By Mark Deen
Sept. 24 (Bloomberg) -- The International Monetary Fund will raise its forecasts for the global economy when they are published in coming days, Managing Director Dominique Strauss- Kahn said.
“For a long time the IMF has been predicting a recovery in the first half of 2010,” Strauss-Kahn said today on France’s Europe1 radio. “When we come out with our latest forecast in the next few days, they will be a bit better,” he said, adding that 2009 will also be stronger than previously expected.
The Washington-based lender’s official forecast is currently for a global contraction of 1.4 percent this year, followed by growth of 2.5 percent in 2010. It is scheduled to release a new set of estimates on Oct. 1.
The pickup in the global economy has been helped by government stimulus packages and record-low interest rates. Straus-Kahn said that Group of 20 leaders gathering in Pittsburgh today need to be careful not to withdraw that economic support too quickly.
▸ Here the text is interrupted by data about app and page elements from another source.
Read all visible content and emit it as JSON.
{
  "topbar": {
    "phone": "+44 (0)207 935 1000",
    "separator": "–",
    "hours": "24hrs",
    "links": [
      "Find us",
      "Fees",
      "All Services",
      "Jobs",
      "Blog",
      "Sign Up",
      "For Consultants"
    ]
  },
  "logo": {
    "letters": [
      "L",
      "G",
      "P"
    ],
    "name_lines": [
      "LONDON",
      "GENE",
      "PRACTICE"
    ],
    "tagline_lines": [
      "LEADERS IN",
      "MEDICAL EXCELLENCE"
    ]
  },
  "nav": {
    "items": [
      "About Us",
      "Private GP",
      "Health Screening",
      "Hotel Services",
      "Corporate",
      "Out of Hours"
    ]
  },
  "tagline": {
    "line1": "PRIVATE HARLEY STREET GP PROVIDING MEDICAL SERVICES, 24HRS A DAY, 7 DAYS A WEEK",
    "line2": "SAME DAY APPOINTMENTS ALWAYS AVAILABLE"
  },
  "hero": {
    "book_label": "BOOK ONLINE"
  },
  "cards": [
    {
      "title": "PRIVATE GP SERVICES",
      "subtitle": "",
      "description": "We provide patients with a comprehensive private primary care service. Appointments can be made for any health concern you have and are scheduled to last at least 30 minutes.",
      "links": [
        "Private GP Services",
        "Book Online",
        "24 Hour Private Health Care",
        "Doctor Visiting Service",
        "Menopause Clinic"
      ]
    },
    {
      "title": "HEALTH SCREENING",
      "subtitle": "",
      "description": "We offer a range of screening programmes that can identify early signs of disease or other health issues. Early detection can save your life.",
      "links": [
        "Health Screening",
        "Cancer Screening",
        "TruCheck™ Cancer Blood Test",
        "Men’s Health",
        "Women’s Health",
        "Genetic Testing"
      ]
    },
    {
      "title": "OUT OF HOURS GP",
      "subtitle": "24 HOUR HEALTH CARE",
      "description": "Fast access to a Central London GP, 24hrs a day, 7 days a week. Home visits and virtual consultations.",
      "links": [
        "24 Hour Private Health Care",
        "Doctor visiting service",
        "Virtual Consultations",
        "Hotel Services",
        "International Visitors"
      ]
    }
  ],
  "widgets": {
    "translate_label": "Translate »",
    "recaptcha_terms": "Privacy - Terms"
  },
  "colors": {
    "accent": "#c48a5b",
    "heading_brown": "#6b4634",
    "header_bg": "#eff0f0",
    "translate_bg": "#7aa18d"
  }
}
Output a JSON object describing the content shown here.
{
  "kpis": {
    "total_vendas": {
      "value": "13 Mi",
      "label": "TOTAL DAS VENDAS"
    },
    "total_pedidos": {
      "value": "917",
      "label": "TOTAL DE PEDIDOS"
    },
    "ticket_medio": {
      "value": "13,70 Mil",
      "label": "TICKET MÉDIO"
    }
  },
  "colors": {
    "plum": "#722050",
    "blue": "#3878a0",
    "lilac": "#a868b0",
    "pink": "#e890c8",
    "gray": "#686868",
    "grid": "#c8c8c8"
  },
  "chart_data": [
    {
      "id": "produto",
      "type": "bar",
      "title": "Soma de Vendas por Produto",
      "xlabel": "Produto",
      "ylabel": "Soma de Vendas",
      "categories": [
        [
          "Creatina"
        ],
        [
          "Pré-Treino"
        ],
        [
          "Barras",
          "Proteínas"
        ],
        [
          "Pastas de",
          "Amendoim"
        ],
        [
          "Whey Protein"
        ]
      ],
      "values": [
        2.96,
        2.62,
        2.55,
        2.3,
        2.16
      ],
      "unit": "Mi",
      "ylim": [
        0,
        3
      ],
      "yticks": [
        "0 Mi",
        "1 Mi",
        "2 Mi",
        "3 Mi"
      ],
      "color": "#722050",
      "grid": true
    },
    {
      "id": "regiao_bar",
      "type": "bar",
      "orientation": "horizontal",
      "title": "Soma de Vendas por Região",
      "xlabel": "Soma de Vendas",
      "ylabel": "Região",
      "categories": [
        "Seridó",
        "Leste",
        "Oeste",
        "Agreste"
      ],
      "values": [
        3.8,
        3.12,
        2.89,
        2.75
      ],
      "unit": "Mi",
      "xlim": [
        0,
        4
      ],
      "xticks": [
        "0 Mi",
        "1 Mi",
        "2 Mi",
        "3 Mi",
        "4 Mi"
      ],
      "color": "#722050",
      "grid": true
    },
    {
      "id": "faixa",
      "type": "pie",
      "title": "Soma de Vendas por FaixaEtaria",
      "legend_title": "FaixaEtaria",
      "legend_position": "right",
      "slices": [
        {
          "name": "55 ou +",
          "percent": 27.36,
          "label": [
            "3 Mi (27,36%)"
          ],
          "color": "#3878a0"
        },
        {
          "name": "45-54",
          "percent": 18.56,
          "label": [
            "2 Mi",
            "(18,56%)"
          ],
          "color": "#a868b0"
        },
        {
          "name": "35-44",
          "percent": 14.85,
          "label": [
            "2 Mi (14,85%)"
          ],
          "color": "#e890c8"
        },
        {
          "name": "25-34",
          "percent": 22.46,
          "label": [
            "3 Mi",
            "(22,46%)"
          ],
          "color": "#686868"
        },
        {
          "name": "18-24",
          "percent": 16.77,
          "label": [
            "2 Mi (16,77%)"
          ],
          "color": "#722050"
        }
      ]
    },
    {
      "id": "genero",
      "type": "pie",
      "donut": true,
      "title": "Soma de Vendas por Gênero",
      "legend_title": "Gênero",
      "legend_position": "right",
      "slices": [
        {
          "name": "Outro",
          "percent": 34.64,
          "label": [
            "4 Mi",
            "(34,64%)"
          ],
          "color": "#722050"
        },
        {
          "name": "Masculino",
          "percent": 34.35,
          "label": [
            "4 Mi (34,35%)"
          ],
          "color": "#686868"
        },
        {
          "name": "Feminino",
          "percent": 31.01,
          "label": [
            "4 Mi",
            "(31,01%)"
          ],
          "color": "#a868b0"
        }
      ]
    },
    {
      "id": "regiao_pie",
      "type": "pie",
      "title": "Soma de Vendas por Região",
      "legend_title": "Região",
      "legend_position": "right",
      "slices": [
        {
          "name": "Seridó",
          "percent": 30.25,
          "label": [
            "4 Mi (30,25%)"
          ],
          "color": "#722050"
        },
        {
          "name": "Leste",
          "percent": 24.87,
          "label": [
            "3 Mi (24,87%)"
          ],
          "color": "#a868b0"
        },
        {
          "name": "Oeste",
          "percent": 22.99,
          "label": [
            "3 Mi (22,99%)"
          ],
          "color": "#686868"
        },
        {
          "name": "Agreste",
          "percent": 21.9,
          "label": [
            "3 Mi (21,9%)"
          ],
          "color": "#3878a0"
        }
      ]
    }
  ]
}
“We must continue the support for the economy that is already engaged,” he said, likening the coordinated fiscal and monetary effort to putting out a fire. “This is not yet the time for sponges, we’re not completely sure the fire is out. For now, the biggest risk would be to stop too quickly.”
The G-20 leaders need to look for new motors of growth as U.S. consumers collectively shift from being net borrowers to net savers, he said. While China and India will take up some of that slack, they can’t take all of it, he said.
“What happened in the past year has never existed before - - it was international coordination never seen before,” he said. “Everyone was so afraid they wanted to work together. Will the will to work together persist? That’s the question on which everything is staked.”